特工總部行動總隊第四行動大隊的特務們,并沒有跟著到院子里,這個地方已經是第三次來了,從來沒有發現什么異常,更何況,周希垣在屋里瀟灑快活,他們在外面站崗放哨,哪有這樣的事情
周希垣雖然是杭州試驗區的督察,可這個職務沒有多少實權,如果不是萬利浪高看他一眼,這些特務們懶得搭理他。
砰的一聲,很沉悶的響聲,剛進屋打開電燈的一瞬間,周希垣被燈光刺了一下眼,還沒有適應光線變化呢,后腦勺就挨了一下重擊。
完了,周希垣感覺到了自己的變化,嘴巴被味道嗆人的破抹布堵住了,身體被綁在椅子上,全身濕漉漉的。
對面綁著的是伴舞女郎嘴巴也給毛巾塞住了,眼睛里滿是畏懼的眼神。
有四個人在屋子里,一個坐在自己左邊椅子上的人,正在慢悠悠的抽煙,面前放著一把駁殼槍,估計是領頭的。
一個坐在自己右邊的桌子角上,手里拿著一把鋒利的匕首,準確的說,這是一把德國制造的軍刀,第三個手里拿著臉盆,第四個拿著照相機。

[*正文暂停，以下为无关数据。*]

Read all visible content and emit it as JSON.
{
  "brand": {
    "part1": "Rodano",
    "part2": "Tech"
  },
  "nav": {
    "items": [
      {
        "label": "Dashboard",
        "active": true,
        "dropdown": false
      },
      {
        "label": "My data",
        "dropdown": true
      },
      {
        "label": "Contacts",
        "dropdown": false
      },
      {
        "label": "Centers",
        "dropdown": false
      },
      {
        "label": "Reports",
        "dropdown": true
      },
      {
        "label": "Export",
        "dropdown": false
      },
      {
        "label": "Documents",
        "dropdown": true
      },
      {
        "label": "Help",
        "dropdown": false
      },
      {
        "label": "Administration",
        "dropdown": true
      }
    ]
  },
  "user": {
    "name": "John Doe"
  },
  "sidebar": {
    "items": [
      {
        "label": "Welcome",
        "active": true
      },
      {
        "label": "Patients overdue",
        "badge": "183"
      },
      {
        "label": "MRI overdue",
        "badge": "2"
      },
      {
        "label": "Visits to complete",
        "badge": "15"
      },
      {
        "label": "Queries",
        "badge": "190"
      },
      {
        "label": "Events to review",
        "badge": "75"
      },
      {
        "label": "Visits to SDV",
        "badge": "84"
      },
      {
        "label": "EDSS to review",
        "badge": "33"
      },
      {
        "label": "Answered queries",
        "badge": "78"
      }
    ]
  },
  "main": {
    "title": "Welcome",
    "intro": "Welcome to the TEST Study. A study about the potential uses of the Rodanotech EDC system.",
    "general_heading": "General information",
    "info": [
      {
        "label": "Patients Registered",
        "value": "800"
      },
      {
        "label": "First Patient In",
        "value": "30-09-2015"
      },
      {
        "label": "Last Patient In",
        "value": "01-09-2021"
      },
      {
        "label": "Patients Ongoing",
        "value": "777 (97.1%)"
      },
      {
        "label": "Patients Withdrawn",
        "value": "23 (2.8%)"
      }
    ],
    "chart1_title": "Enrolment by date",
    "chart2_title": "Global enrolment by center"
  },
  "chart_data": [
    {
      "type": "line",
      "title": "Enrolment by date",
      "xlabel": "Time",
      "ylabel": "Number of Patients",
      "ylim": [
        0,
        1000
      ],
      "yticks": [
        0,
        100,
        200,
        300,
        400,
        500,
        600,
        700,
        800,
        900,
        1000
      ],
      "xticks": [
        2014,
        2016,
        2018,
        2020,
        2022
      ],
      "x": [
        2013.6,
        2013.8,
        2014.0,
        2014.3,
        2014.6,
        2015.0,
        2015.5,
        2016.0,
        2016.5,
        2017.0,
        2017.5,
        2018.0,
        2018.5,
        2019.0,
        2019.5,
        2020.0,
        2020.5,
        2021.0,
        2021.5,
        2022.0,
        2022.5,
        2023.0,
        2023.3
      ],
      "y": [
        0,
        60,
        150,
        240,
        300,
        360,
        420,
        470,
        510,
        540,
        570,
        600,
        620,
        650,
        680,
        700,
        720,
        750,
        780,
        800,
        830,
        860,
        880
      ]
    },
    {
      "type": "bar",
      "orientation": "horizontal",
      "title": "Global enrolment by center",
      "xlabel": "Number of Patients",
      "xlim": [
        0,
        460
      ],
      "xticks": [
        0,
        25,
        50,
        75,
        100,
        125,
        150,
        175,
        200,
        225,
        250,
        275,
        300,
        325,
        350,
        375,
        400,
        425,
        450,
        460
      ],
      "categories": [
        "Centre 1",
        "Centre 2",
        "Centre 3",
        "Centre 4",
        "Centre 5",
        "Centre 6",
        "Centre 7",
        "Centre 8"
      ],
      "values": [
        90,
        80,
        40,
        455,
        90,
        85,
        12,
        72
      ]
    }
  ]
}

自己當叛徒的時候也想過這樣的時刻,卻沒想到是這樣的場面,干嘛要在滬市享受花花世界早點到杭州試驗區當副區長,說不定軍統拿自己沒辦法呢
“科長,干嘛費這個事,一刀下去腦袋就掉了”拿著匕首的家伙說道。
周希垣反倒巴不得這樣做,雖然這樣做死無全尸,可問題是,少受很多罪啊,反正要死,痛痛快快的多好
“我這個人見不得流血,再說,給人家公寓臟了地板,多么不道德的事情,素質太低了,不是我們軍統的作風。你到廚房打桶水來吧,不管怎么說,好歹也是在軍統待過的,我給他留個全尸。”領頭的說道。
背叛了軍統背叛了滬一區的周希垣,絕望的看著一個家伙到廚房打來一桶水。。被兩個人揪著頭發按著椅子背,硬是按到了水桶里,不管怎么掙扎也無濟于事,僅僅幾分鐘后,一個罪惡的靈魂就從這個世界消失了。
“陳主任,剛才接到了報告,說是周希垣在法租界的一家公寓,在兆豐總會伴舞女郎的家里,被軍統的人活活溺死了。”傅業文打電話來說道。
陳明翔是督查室主任,這種事情必須得知會他一聲,其實對特工總部來說,周希垣已經沒有什么價值了。
“這個混蛋不知道自己是軍統的暗殺目標嗎居然脫離保護夜不歸宿,死了也是活該,找女人,就不會帶到大隊部里蠢材”陳明翔說道。
“您說的也是,周希垣這是自己找死,我已經給潘搭和林志江打電話了,沖著給特工總部立了大功,為了避免惹人非議,由滬西特別警察總署立案調查,行動總隊買副薄皮棺材葬了吧”傅業文顯然也不愿意計較這樣的爛事。這就是當叛徒的悲哀了,別說是厚葬,棺材都要買薄皮的,按照林志江的性格,能不能買還是另一回事,找塊墳地刨個坑就給埋了
“給萬利浪打電話了嗎”陳明翔問道。